PHOTOTHERAPEUTISCHE KERATEKTOMIE ZUR BEHANDLUNG DER REZIVIERENDEN EROSIO

B. Schloßmacher, G. Pötzsch, C. Redbrake


Einleitung: Die Behandlung der rezidivierenden Erosio ist unbefriedigend. In den rezidivfreien Intervallen ist zumeist eine kontinuierliche konservative Therapie erforderlich.
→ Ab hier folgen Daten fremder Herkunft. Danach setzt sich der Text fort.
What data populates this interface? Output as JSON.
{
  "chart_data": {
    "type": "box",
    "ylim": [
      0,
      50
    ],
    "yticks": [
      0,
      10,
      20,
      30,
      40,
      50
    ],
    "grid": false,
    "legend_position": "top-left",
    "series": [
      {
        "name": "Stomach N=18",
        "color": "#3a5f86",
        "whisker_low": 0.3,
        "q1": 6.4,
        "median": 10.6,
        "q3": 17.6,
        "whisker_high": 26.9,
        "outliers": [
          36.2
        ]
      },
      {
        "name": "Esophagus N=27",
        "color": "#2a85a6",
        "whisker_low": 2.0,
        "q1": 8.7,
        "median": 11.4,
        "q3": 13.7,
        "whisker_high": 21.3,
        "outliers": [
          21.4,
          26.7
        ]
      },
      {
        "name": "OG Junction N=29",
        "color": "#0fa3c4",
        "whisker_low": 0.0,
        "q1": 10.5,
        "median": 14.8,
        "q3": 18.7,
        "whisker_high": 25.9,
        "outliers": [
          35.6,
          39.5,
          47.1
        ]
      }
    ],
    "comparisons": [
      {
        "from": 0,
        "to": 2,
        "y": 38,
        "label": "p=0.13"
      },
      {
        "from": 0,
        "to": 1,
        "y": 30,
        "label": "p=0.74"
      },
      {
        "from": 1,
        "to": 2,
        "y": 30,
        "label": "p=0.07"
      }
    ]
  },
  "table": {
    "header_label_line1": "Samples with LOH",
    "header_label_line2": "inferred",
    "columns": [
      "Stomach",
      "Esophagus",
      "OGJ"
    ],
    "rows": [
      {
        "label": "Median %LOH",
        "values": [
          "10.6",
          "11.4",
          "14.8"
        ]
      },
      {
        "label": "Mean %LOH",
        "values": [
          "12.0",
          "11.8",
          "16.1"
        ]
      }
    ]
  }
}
Hornhautstichelung und einfache mechanische Epithelabrasio haben hohe Rezidivraten. Eine neue Behandlungsmethode ist die Phototherapeutische Keratektomie (PTK). Langfristige Beobachtungen liegen aber kaum vor.
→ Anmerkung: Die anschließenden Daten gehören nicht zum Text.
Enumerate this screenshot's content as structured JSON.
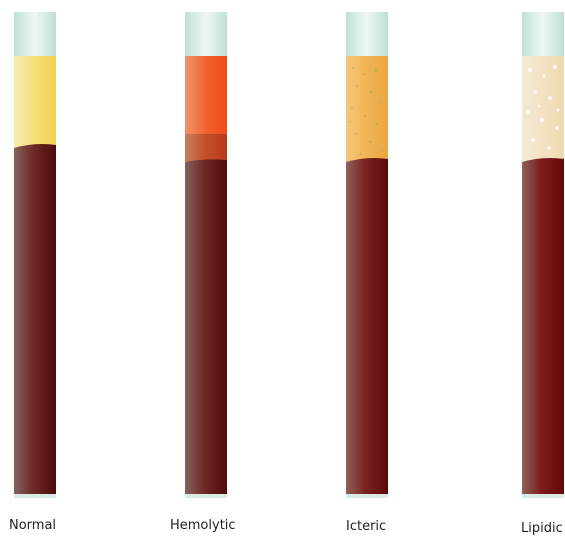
{
  "tubes": [
    {
      "id": "normal",
      "label": "Normal",
      "serum_color": "#f4dd75",
      "icon": "test-tube-icon"
    },
    {
      "id": "hemolytic",
      "label": "Hemolytic",
      "serum_color": "#f05a2c",
      "icon": "test-tube-icon"
    },
    {
      "id": "icteric",
      "label": "Icteric",
      "serum_color": "#f0b455",
      "icon": "test-tube-icon"
    },
    {
      "id": "lipidic",
      "label": "Lipidic",
      "serum_color": "#f2e3c8",
      "icon": "test-tube-icon"
    }
  ],
  "colors": {
    "cap": "#d7eee6",
    "cap_highlight": "#f3fbf8",
    "blood_dark": "#5a0c0c",
    "blood_light": "#8a6a66",
    "background": "#ffffff"
  }
}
Patienten und Methode: In einer Nachbeobachtungszeit von 2 - 56 Monaten (Mittel: 27 Monate) konnten 21 Patienten nach Excimer-Behandlung im Alter von 26 - 72 Jahren (Mittelwert 42 Jahre) nachuntersucht werden. Alle Patienten waren konservativ, einige chirurgisch vor-behandelt. Die Krankheitsdauer lag zwischen 4 Monaten und 23 Jahren (Mittelwert 5,8 Jahre) mit durchschnittlich 5 Rezidiven. Bei 8 Patienten erfolgte eine PTK ohne Abrasio im rezidivfreien Intervall. Die Ablationstiefe lag zwischen 6 und 16 µm.

Ergebnisse: 16 Patienten (76,2%) waren im gesamten Nachbeobachtungszeitraum rezidivfrei. Bei 5 Patienten kam es zu einem Rezidiv, 3 Augen konnten einer Re-PTK unterzogen werden. Die Zweitbehandlung führte bei allen Patienten zu Rezidivfreiheit, so daß die Versagerquote insgesamt auf 3,9% gesenkt werden konnte. Unterschiedliche Rezidivraten zwischen Patienten, die mit oder ohne Abrasio behandelt wurden, waren nicht feststellbar. Alle Rezidive traten bei Ablationstiefen unter 8 µm auf. Ablationstiefen bis 16 µm bewirken keine Refraktions- oder Visusänderungen.

Schlußfolgerung: Die Rezidivrate von 3,9% ist im Vergleich mit anderen klinischen Studien zur PTK gering. Andere chirurgische Verfahren (Abrasio, Stichelung, Nd-YAG) zeigen im Vergleich deutlich höhere Rezidivraten. Eine ausreichende Ablationstiefe ist notwendig. Die Komplikationsrate ist gering.